Il semblerait que le réalisateur Larry Clarke aime la censure. Sans l’existence de celle-ci, son dernier et cinquième film n’aurait probablement pas eu de raison d’être …
Vous vous souvenez sans doute du drame „Kids“ (1995), un portrait sombre, minutieux et déroutant d’adolescents et d’adolescentes newyorkais-es s’adonnant à toutes sortes de débauches, notamment sexuelles, et filmé-e-s à l’état brut, dans le moindre détail. Avec cette première réalisation, le photographe et cinéaste américain Larry Clarke avait fait pas mal de bruit, ne fut-ce que par sa confrontation au puritanisme audiovisuel d’outre-atlantique, inestimable garant de publicité.
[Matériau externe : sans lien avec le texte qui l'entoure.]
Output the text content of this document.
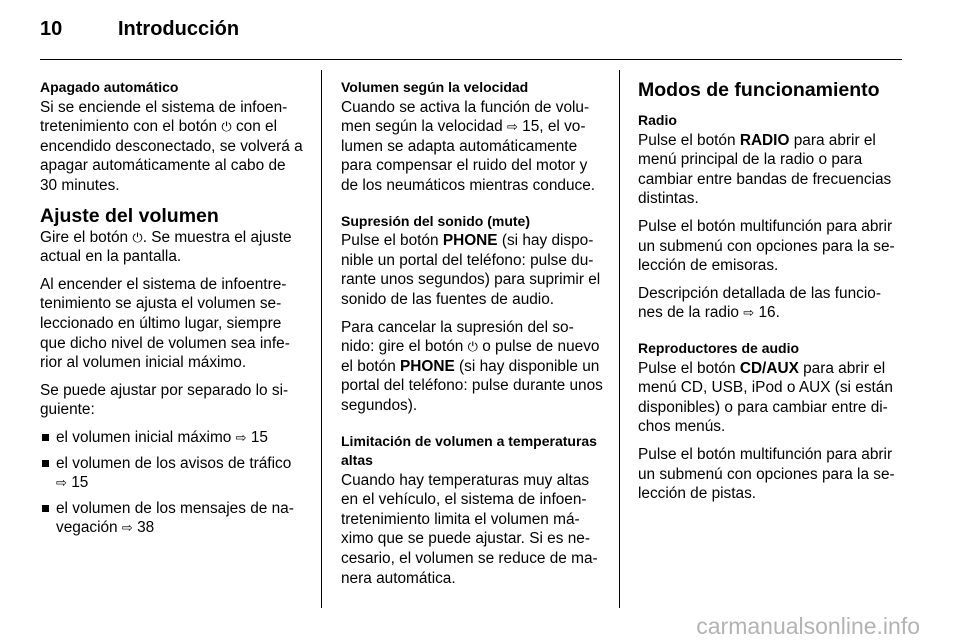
10	Introducción
Apagado automático

Si se enciende el sistema de infoen-tretenimiento con el botón ⏻ con el encendido desconectado, se volverá a apagar automáticamente al cabo de 30 minutes.

Ajuste del volumen

Gire el botón ⏻. Se muestra el ajuste actual en la pantalla.

Al encender el sistema de infoentre-tenimiento se ajusta el volumen se-leccionado en último lugar, siempre que dicho nivel de volumen sea infe-rior al volumen inicial máximo.

Se puede ajustar por separado lo si-guiente:

el volumen inicial máximo ⇨ 15
el volumen de los avisos de tráfico ⇨ 15
el volumen de los mensajes de na-vegación ⇨ 38
Volumen según la velocidad

Cuando se activa la función de volu-men según la velocidad ⇨ 15, el vo-lumen se adapta automáticamente para compensar el ruido del motor y de los neumáticos mientras conduce.

Supresión del sonido (mute)

Pulse el botón PHONE (si hay dispo-nible un portal del teléfono: pulse du-rante unos segundos) para suprimir el sonido de las fuentes de audio.

Para cancelar la supresión del so-nido: gire el botón ⏻ o pulse de nuevo el botón PHONE (si hay disponible un portal del teléfono: pulse durante unos segundos).

Limitación de volumen a temperaturas altas

Cuando hay temperaturas muy altas en el vehículo, el sistema de infoen-tretenimiento limita el volumen má-ximo que se puede ajustar. Si es ne-cesario, el volumen se reduce de ma-nera automática.

Modos de funcionamiento
Radio

Pulse el botón RADIO para abrir el menú principal de la radio o para cambiar entre bandas de frecuencias distintas.

Pulse el botón multifunción para abrir un submenú con opciones para la se-lección de emisoras.

Descripción detallada de las funcio-nes de la radio ⇨ 16.

Reproductores de audio

Pulse el botón CD/AUX para abrir el menú CD, USB, iPod o AUX (si están disponibles) o para cambiar entre di-chos menús.

Pulse el botón multifunción para abrir un submenú con opciones para la se-lección de pistas.

carmanualsonline.info
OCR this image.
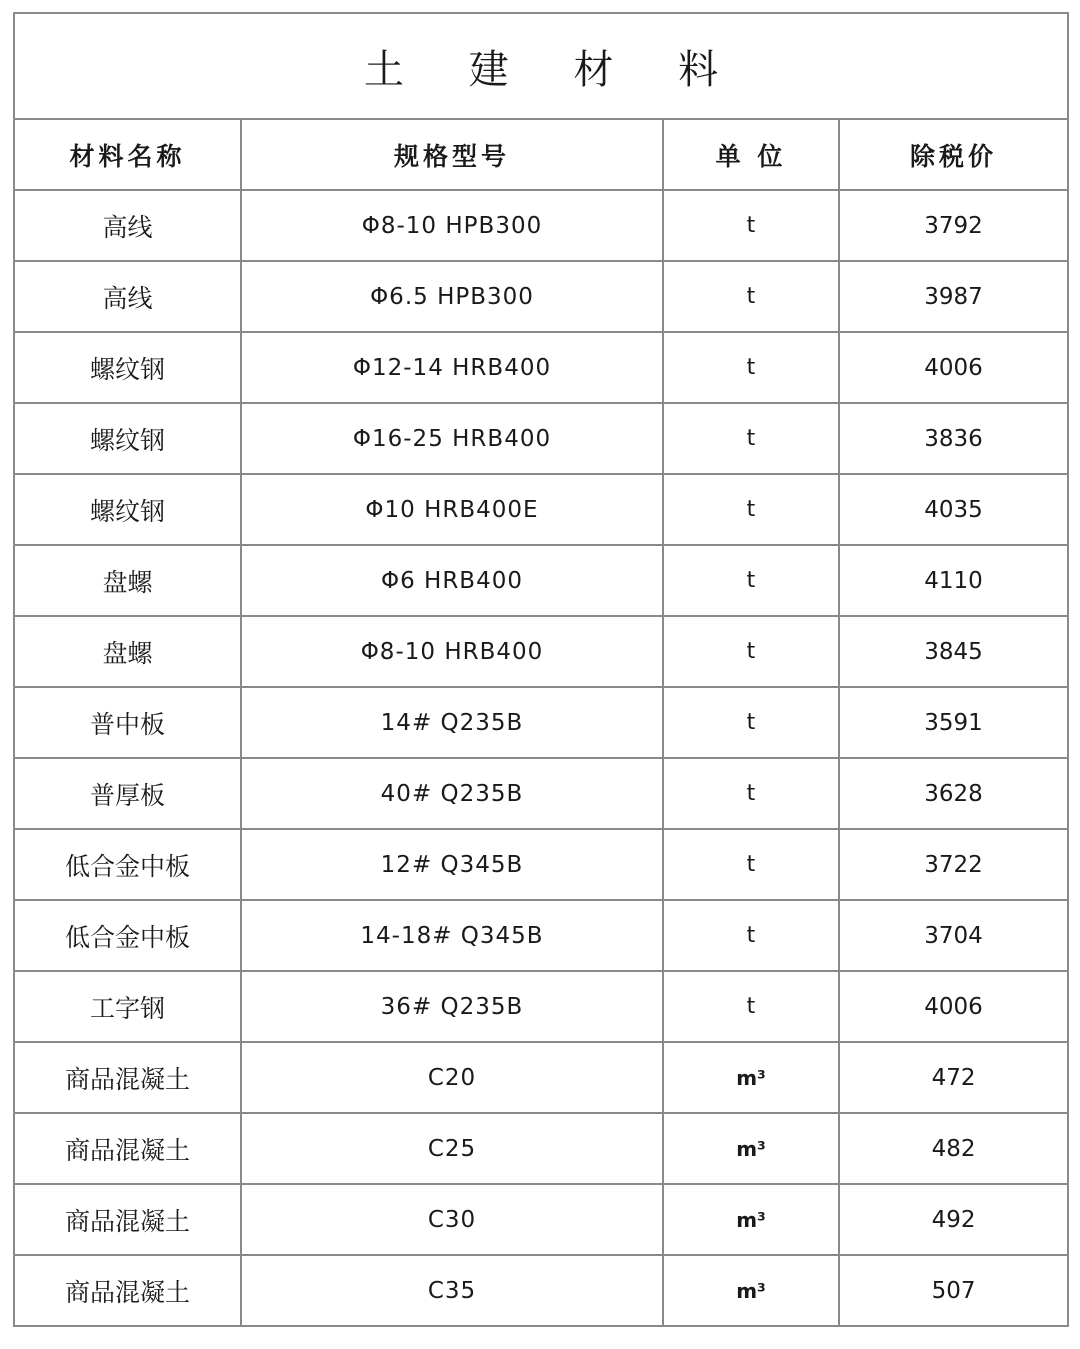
土 建 材 料			
材料名称	规格型号	单 位	除税价
高线	Φ8-10 HPB300	t	3792
高线	Φ6.5 HPB300	t	3987
螺纹钢	Φ12-14 HRB400	t	4006
螺纹钢	Φ16-25 HRB400	t	3836
螺纹钢	Φ10 HRB400E	t	4035
盘螺	Φ6 HRB400	t	4110
盘螺	Φ8-10 HRB400	t	3845
普中板	14# Q235B	t	3591
普厚板	40# Q235B	t	3628
低合金中板	12# Q345B	t	3722
低合金中板	14-18# Q345B	t	3704
工字钢	36# Q235B	t	4006
商品混凝土	C20	m³	472
商品混凝土	C25	m³	482
商品混凝土	C30	m³	492
商品混凝土	C35	m³	507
Trois long-métrages plus tard, Clarke remettait ça, plantant cette fois-ci le décor dans le voisinage d’un village californien, Visalia. Un lieu anodin, sans âme et, apparamment, susceptible de rivaliser avec la mégalopole de la côte-est, pour ce qui est de l’ampleur de la décadence juvénile. C’est que les planches à roulettes y sont les mêmes.
Au coeur de l’action, des jeunes aux profils psychologiques fort différents, subissent tous une relation pour le moins ambiguë avec leurs tuteurs, incapables, pour leur part, d’assurer un quelconque lien cohérent avec une société en perdition.
Ils se prénomment Tate, Peaches, Claude, Shawn, Curtis et … Ken Park. Ils sont campés par des acteurs plus ou moins inconnus (James Ransone, Tiffany Limos, Stephen Jasso, James Bullard, Mike Apaletegui, Adam Chubbuck) impressionnants de crédibilité. En effet, leur implication psychologique et physique semble avoir été intense: nous observons ces jeunes acteurs, poussés aux confins de leurs corps et âmes, pour le meilleur et surtout pour le pire.
Au programme ce soir, vous l’aurez deviné: adultère, masturbation, partouze, inceste, violence, meurtre et certaines scènes d’humour noir fort réussies. Curieusement, si la perverison est montrée dans ses moindres détails, son origine est tout au plus insinuée. Le tableau, hyperréaliste, s’apparente à un documentaire, sauf que ce n’en est pas un. Tout au plus un constat, grincant et placatif, de ce que peuvent être les jeunes (et adultes) d’aujourd’hui, aux Etats-Unis ou ailleurs. Or, à l’heure des mineurs d’âge tueurs en série, on s’en serait un peu douté.
De l’autre côté de la barrière des générations, citons en particulier les performances de Wade Williams dans le rôle du buveur de bière professionnel, complètement dépassé par son fils, Claude, et non moins potentiellement pédophile, ainsi que Julio Oscar Mechose dans le rôle du puritain fou, „époux“ de sa fille Peaches, adolescente ô combien „impure“ …
Dans ce récit dépourvu de prise de position, de figure centrale et de dénouement réel, adolescent-e-s et adultes, tour à tour victimes et bourreaux, subissent leur existence avec un poids comparable (et considérable), troublant à coup sûr le spectateur, émerveillé ou scandalisé – selon ses motivations – par la dureté et l’exécution du propos. Ceci dit, on n’y apprend pas grand-
chose.
Quelle est donc la finalité d’un tel film? Après tout, l’horreur est omniprésente dans notre quotidien médiatique, et l’esthétisation du mal, dans n’importe quelle forme artistique, comporte un risque à ne pas sous-estimer. Tout n’est pas que jeu ou spectacle.
Quant à la dénonciation du mal-être, elle peut se faire de manière beaucoup plus abstraite, métaphorique. Plus fondée, aussi.
Il reste le narcissisme visuel, genre: admirez ce jeune maléfique en train de s’adonner à ses pulsions sado-masochistes … bavez devant mon gros plan:
l’éjaculation est réelle!
Il faut un public voyeuriste pour prendre plaisir à cela, ou intellectuel au point d’y imaginer autre chose, de se faire un autre film. Si vous brûlez d’envie de voir le personnage évoqué poignarder lâchement ses grands-parents parce que l’une „est une salope“ et l’autre „triche au scrabble“, ce film vous intéressera peut-être.
Si en revanche, vous persistez à croire que l’avenir appartient aux jeunes, gardez votre monnaie pour quelque chose de plus constructif.